Les INDH, conformément à leurs prérogatives doivent :
• Agir plus efficacement, en vue de porter auprès des gouvernements et des parlements, des préconisations visant à des réformes constitutionnelles ou législatives allant dans le sens d’une abolition, ou afin d’officialiser un moratoire sur les exécutions ou pour réduire le nombre de crimes passibles de la peine de mort.
• Assurer auprès des gouvernements une action de veille et de plaidoyer visant à l’harmonisation des lois, des règlements et des pratiques en vigueur sur le plan national avec les instruments internationaux relatifs aux droits de l’homme.
• Encourager la ratification de ces instruments ou l’adhésion à ces textes et s’assurer de leur mise en œuvre, notamment la ratification du Deuxième Protocole se rapportant au Pacte international relatif aux droits civils et politiques visant à abolir la peine de mort (OP2) et œuvrer à l’adoption de la résolution sur l’instauration d’un moratoire sur les exécutions.
• Porter des recommandations sur la question de la peine de mort à l’occasion de l’Examen périodique universel (EPU) par les États concernés.
• Documenter et collecter des données sur la situation des condamnés à mort à partir de leurs missions de visite des prisons et d’évaluation de la situation des condamnés à mort.
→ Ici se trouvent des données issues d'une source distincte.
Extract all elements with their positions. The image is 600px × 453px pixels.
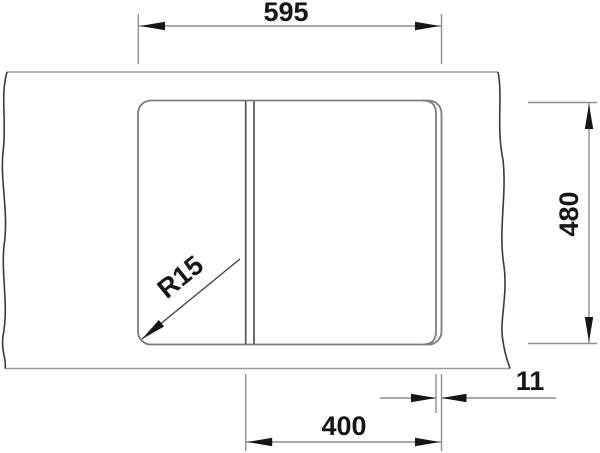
dimension-overall-width: 595 (138, 0, 441, 64)
sink-outer-edge (138, 101, 442, 345)
sink-outline (138, 101, 442, 345)
arrowhead-left (140, 22, 165, 30)
countertop (2, 72, 510, 369)
arrowhead-right (415, 438, 440, 446)
arrowhead-left (247, 438, 272, 446)
corner-radius-label: R15 (152, 250, 209, 304)
radius-callout: R15 (142, 250, 240, 339)
dimension-edge-offset: 11 (380, 366, 556, 413)
overall-depth-label: 480 (554, 191, 584, 236)
arrowhead-top (585, 104, 593, 129)
dimension-bowl-width: 400 (246, 374, 442, 451)
dimension-overall-depth: 480 (528, 103, 597, 344)
countertop-left-break-line (2, 72, 7, 369)
arrowhead-pointing-right (411, 394, 436, 402)
sink-inner-right-edge (423, 101, 436, 345)
countertop-right-break-line (498, 72, 510, 369)
edge-offset-label: 11 (516, 366, 545, 396)
radius-arrowhead (142, 320, 164, 339)
arrowhead-pointing-left (442, 394, 467, 402)
overall-width-label: 595 (263, 0, 308, 27)
drawing-canvas: 595 480 400 11 (0, 0, 600, 453)
sink-dimension-drawing: 595 480 400 11 (0, 0, 600, 453)
bowl-width-label: 400 (321, 411, 366, 441)
arrowhead-bottom (585, 317, 593, 342)
arrowhead-right (415, 22, 440, 30)
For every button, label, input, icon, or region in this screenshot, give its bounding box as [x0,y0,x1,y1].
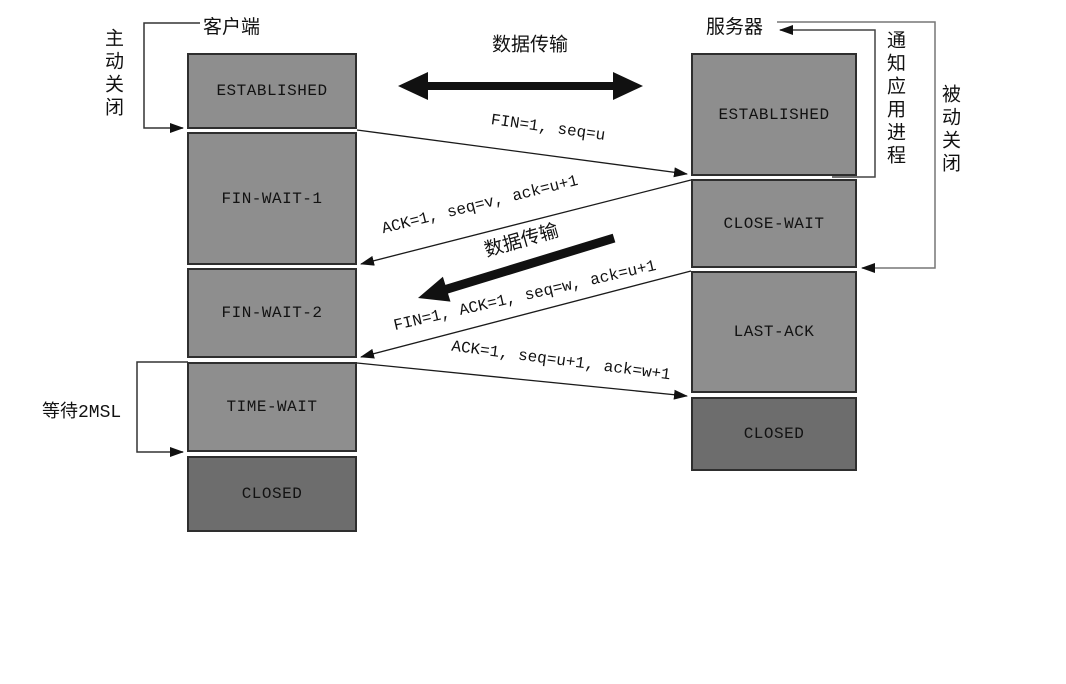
client-column-title: 客户端 [203,12,260,39]
notify-bracket-arrow [780,30,875,177]
data-transfer-double-arrow [398,72,643,100]
diagram-arrows [0,0,1066,684]
passive-close-bracket-arrow [777,22,935,268]
notify-app-process-label: 通知应用进程 [884,30,904,168]
active-close-label: 主动关闭 [102,28,122,120]
wait-2msl-label: 等待2MSL [42,397,121,423]
client-close-bracket-arrow [144,23,200,128]
server-column-title: 服务器 [706,12,763,39]
tcp-release-diagram: ESTABLISHED FIN-WAIT-1 FIN-WAIT-2 TIME-W… [0,0,1066,684]
data-transfer-top-label: 数据传输 [492,30,568,57]
fin-arrow [357,130,687,174]
passive-close-label: 被动关闭 [939,84,959,176]
time-wait-bracket-arrow [137,362,188,452]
• Impliquer les acteurs de la société civile et du mouvement abolitionniste, en favorisant la constitution d’un réseau multi-acteurs (société civile, parlementaires, juristes, médias, jeunesse, leaders religieux et communautaires) pour avancer sur le chemin de l’abolition, conformément à une préconisation en la matière du Forum mondial des droits de l’homme (FMDH) organisé en novembre 2014 à Marrakech.
• Encourager les initiatives et débats parlementaires relatifs à l’abolition de la peine de mort, en soutenant notamment la création de réseaux abolitionnistes au sein des parlements.
• Promouvoir la sensibilisation de l’opinion publique et la réflexion sur les peines alternatives à la peine de mort et contribuer à l’éducation sur l’abolition.